« City of Sadness » : une fresque poignante et bouleversante sur l’histoire taïwanaise

Découvrez la critique d'Insidetaiwan.net du film "City of Sadness" : narration émouvante et esthétique envoûtante sur l'histoire taïwanaise.
City Of Sadness - Copyright : Image promotionnelle

Partager l'article

Réalisé par Hou Hsiao-hsien en 1989, « City of Sadness » (悲情城市) est un film taïwanais emblématique qui aborde un sujet sensible et longtemps tabou : l’incident du 28 février 1947 et la période de la Terreur blanche qui a suivi. À travers le prisme d’une famille locale, le film dépeint les bouleversements politiques et sociaux qui ont façonné l’histoire de Taïwan. Voici la critique d’Insidetaiwan.net sur ce film.

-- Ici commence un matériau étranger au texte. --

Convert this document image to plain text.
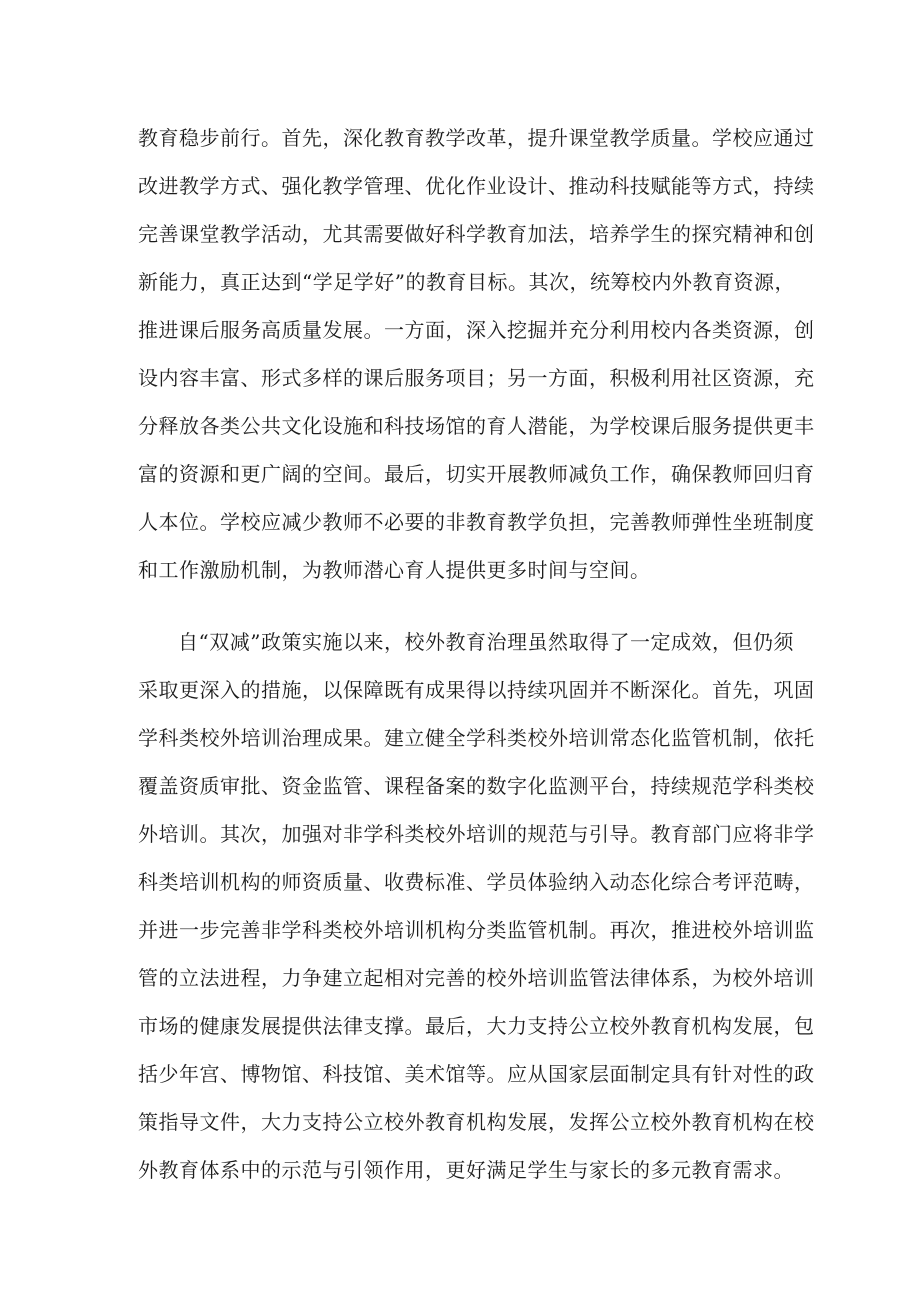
教育稳步前行。首先，深化教育教学改革，提升课堂教学质量。学校应通过
改进教学方式、强化教学管理、优化作业设计、推动科技赋能等方式，持续
完善课堂教学活动，尤其需要做好科学教育加法，培养学生的探究精神和创
新能力，真正达到“学足学好”的教育目标。其次，统筹校内外教育资源，
推进课后服务高质量发展。一方面，深入挖掘并充分利用校内各类资源，创
设内容丰富、形式多样的课后服务项目；另一方面，积极利用社区资源，充
分释放各类公共文化设施和科技场馆的育人潜能，为学校课后服务提供更丰
富的资源和更广阔的空间。最后，切实开展教师减负工作，确保教师回归育
人本位。学校应减少教师不必要的非教育教学负担，完善教师弹性坐班制度
和工作激励机制，为教师潜心育人提供更多时间与空间。
自“双减”政策实施以来，校外教育治理虽然取得了一定成效，但仍须
采取更深入的措施，以保障既有成果得以持续巩固并不断深化。首先，巩固
学科类校外培训治理成果。建立健全学科类校外培训常态化监管机制，依托
覆盖资质审批、资金监管、课程备案的数字化监测平台，持续规范学科类校
外培训。其次，加强对非学科类校外培训的规范与引导。教育部门应将非学
科类培训机构的师资质量、收费标准、学员体验纳入动态化综合考评范畴，
并进一步完善非学科类校外培训机构分类监管机制。再次，推进校外培训监
管的立法进程，力争建立起相对完善的校外培训监管法律体系，为校外培训
市场的健康发展提供法律支撑。最后，大力支持公立校外教育机构发展，包
括少年宫、博物馆、科技馆、美术馆等。应从国家层面制定具有针对性的政
策指导文件，大力支持公立校外教育机构发展，发挥公立校外教育机构在校
外教育体系中的示范与引领作用，更好满足学生与家长的多元教育需求。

A City of Sadness (1989) Trailer

Une narration subtile et émouvante

La construction narrative

« City of Sadness » se distingue par sa narration subtile et émouvante, qui dépeint les événements tragiques de l’histoire taïwanaise sans jamais tomber dans le mélodrame. Le réalisateur Hou Hsiao-hsien utilise des techniques de mise en scène épurées et un montage elliptique pour raconter l’histoire de la famille Lin. Dont les membres tentent de vivre dans la tourmente de l’incident du 28 février et de la répression qui a suivi.

Le film se structure en plusieurs chapitres qui se déroulent sur une période de quatre ans, de 1945 à 1949. Cette construction permet de montrer l’évolution des personnages et des relations entre eux, ainsi que l’impact des événements historiques sur leurs vies. Le choix de se concentrer sur une famille ordinaire, plutôt que sur des figures politiques ou militaires, humanise le récit et permet au spectateur de s’identifier aux personnages.

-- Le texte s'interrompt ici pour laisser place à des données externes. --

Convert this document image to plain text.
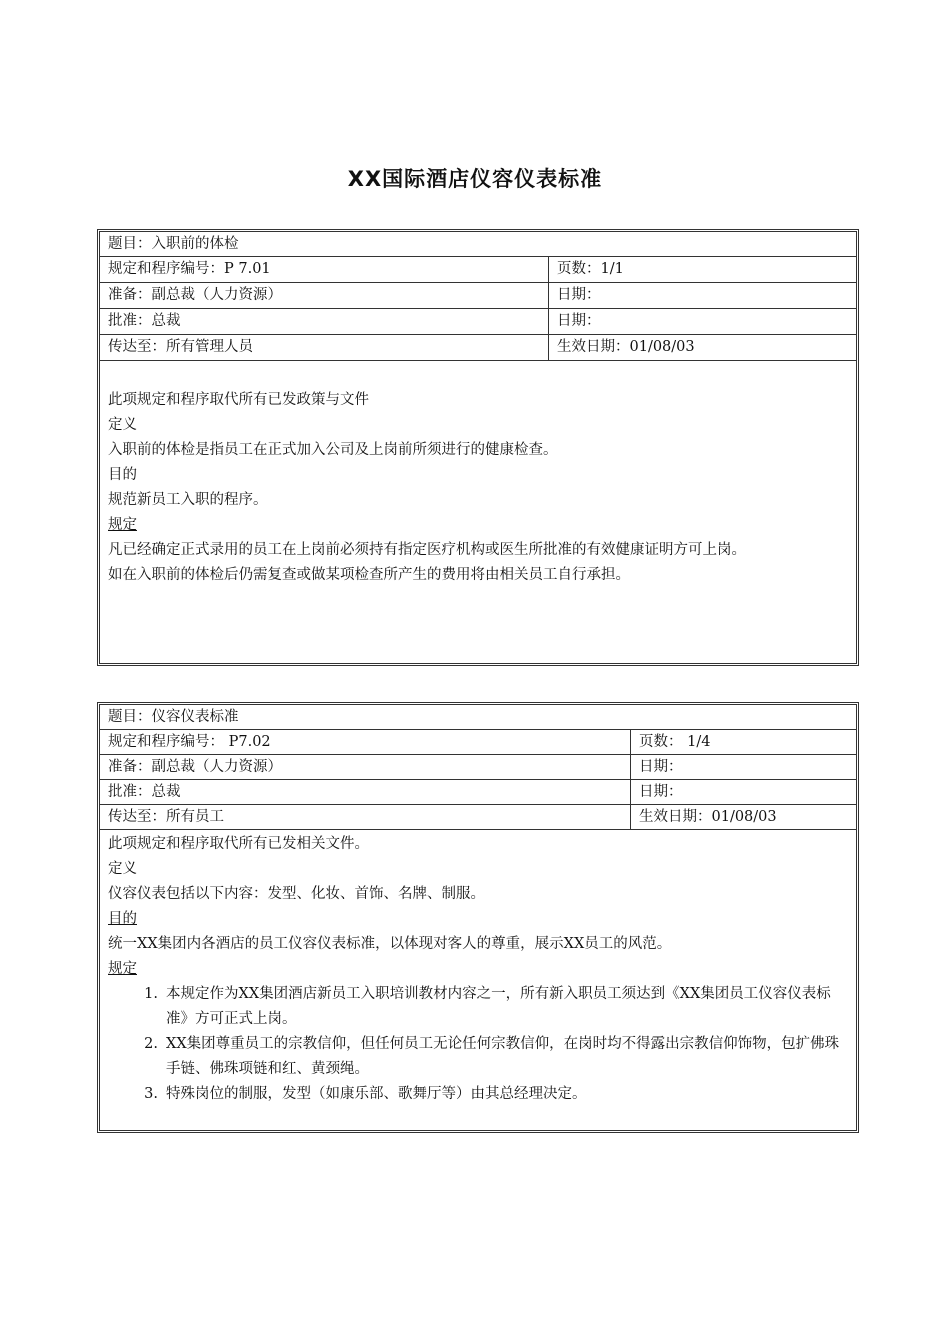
XX国际酒店仪容仪表标准
题目：入职前的体检
规定和程序编号：P 7.01	页数：1/1
准备：副总裁（人力资源）	日期：
批准：总裁	日期：
传达至：所有管理人员	生效日期：01/08/03
此项规定和程序取代所有已发政策与文件
定义
入职前的体检是指员工在正式加入公司及上岗前所须进行的健康检查。
目的
规范新员工入职的程序。
规定
凡已经确定正式录用的员工在上岗前必须持有指定医疗机构或医生所批准的有效健康证明方可上岗。
如在入职前的体检后仍需复查或做某项检查所产生的费用将由相关员工自行承担。
题目：仪容仪表标准
规定和程序编号： P7.02	页数： 1/4
准备：副总裁（人力资源）	日期：
批准：总裁	日期：
传达至：所有员工	生效日期：01/08/03
此项规定和程序取代所有已发相关文件。
定义
仪容仪表包括以下内容：发型、化妆、首饰、名牌、制服。
目的
统一XX集团内各酒店的员工仪容仪表标准，以体现对客人的尊重，展示XX员工的风范。
规定
1. 本规定作为XX集团酒店新员工入职培训教材内容之一，所有新入职员工须达到《XX集团员工仪容仪表标准》方可正式上岗。
2. XX集团尊重员工的宗教信仰，但任何员工无论任何宗教信仰，在岗时均不得露出宗教信仰饰物，包扩佛珠手链、佛珠项链和红、黄颈绳。
3. 特殊岗位的制服，发型（如康乐部、歌舞厅等）由其总经理决定。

Les personnages et leurs dilemmes

Les acteurs, notamment Tony Leung Chiu-wai et Jack Kao, offrent des performances poignantes et nuancées. Elles soulignent la complexité des émotions et des dilemmes auxquels se confrontent les personnages. Le film met en scène une galerie de personnages variés. Dont certains sont directement impliqués dans les événements politiques. Tandis que d’autres tentent simplement de survivre dans un contexte de violence et d’incertitude.

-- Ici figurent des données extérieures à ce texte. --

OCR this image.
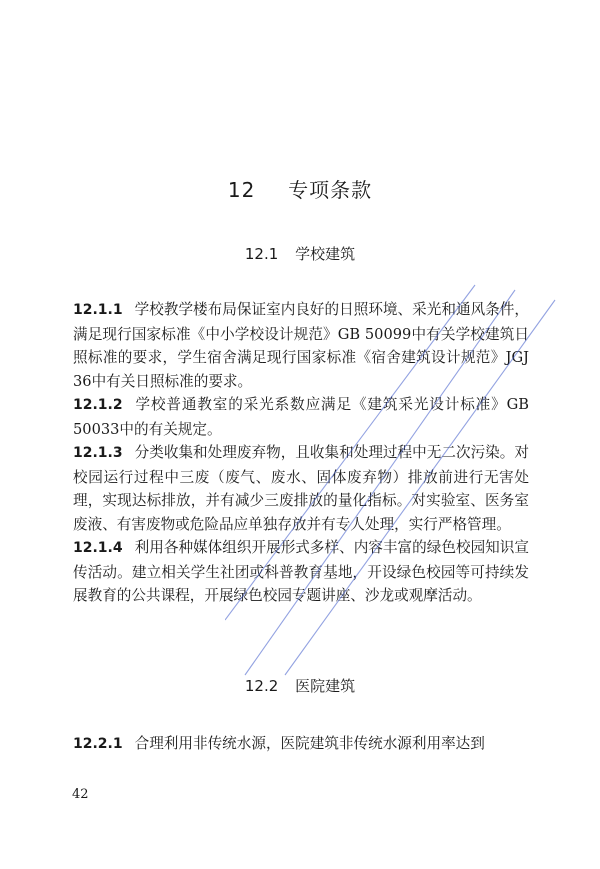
12 专项条款
12.1 学校建筑

12.1.1 学校教学楼布局保证室内良好的日照环境、采光和通风条件，满足现行国家标准《中小学校设计规范》GB 50099中有关学校建筑日照标准的要求，学生宿舍满足现行国家标准《宿舍建筑设计规范》JGJ 36中有关日照标准的要求。

12.1.2 学校普通教室的采光系数应满足《建筑采光设计标准》GB 50033中的有关规定。

12.1.3 分类收集和处理废弃物，且收集和处理过程中无二次污染。对校园运行过程中三废（废气、废水、固体废弃物）排放前进行无害处理，实现达标排放，并有减少三废排放的量化指标。对实验室、医务室废液、有害废物或危险品应单独存放并有专人处理，实行严格管理。

12.1.4 利用各种媒体组织开展形式多样、内容丰富的绿色校园知识宣传活动。建立相关学生社团或科普教育基地，开设绿色校园等可持续发展教育的公共课程，开展绿色校园专题讲座、沙龙或观摩活动。

12.2 医院建筑

12.2.1 合理利用非传统水源，医院建筑非传统水源利用率达到

42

Le personnage principal, Wen-ching, interprété par Tony Leung, est un photographe sourd-muet qui observe les bouleversements qui secouent sa famille et son pays avec un mélange de compassion et d’impuissance. Son handicap est symbolique de la difficulté à communiquer. Et à exprimer la souffrance dans une société répressive, où l’on réduit les voix dissidentes au silence.

Le personnage de Hinoe, le frère aîné de Wen-ching, incarné par Jack Kao, est quant à lui un entrepreneur ambitieux qui se trouve confronté à des choix moraux difficiles pour protéger sa famille et ses intérêts. Son parcours illustre les compromis auxquels de nombreux Taïwanais doivent faire face. Pour survivre dans un contexte politique instable et oppressif.

Les thèmes abordés

« City of Sadness » aborde des thèmes universels tels que la famille, l’amour, la loyauté et la trahison, qui transcendent les frontières culturelles et historiques. Le film explore également des questions spécifiques à l’histoire taïwanaise, telles que l’identité, la mémoire collective et les conséquences du colonialisme et de la répression politique. En confrontant ces thèmes à travers les expériences intimes des personnages, le film réussit à établir un dialogue entre le personnel et le politique, le particulier et l’universel.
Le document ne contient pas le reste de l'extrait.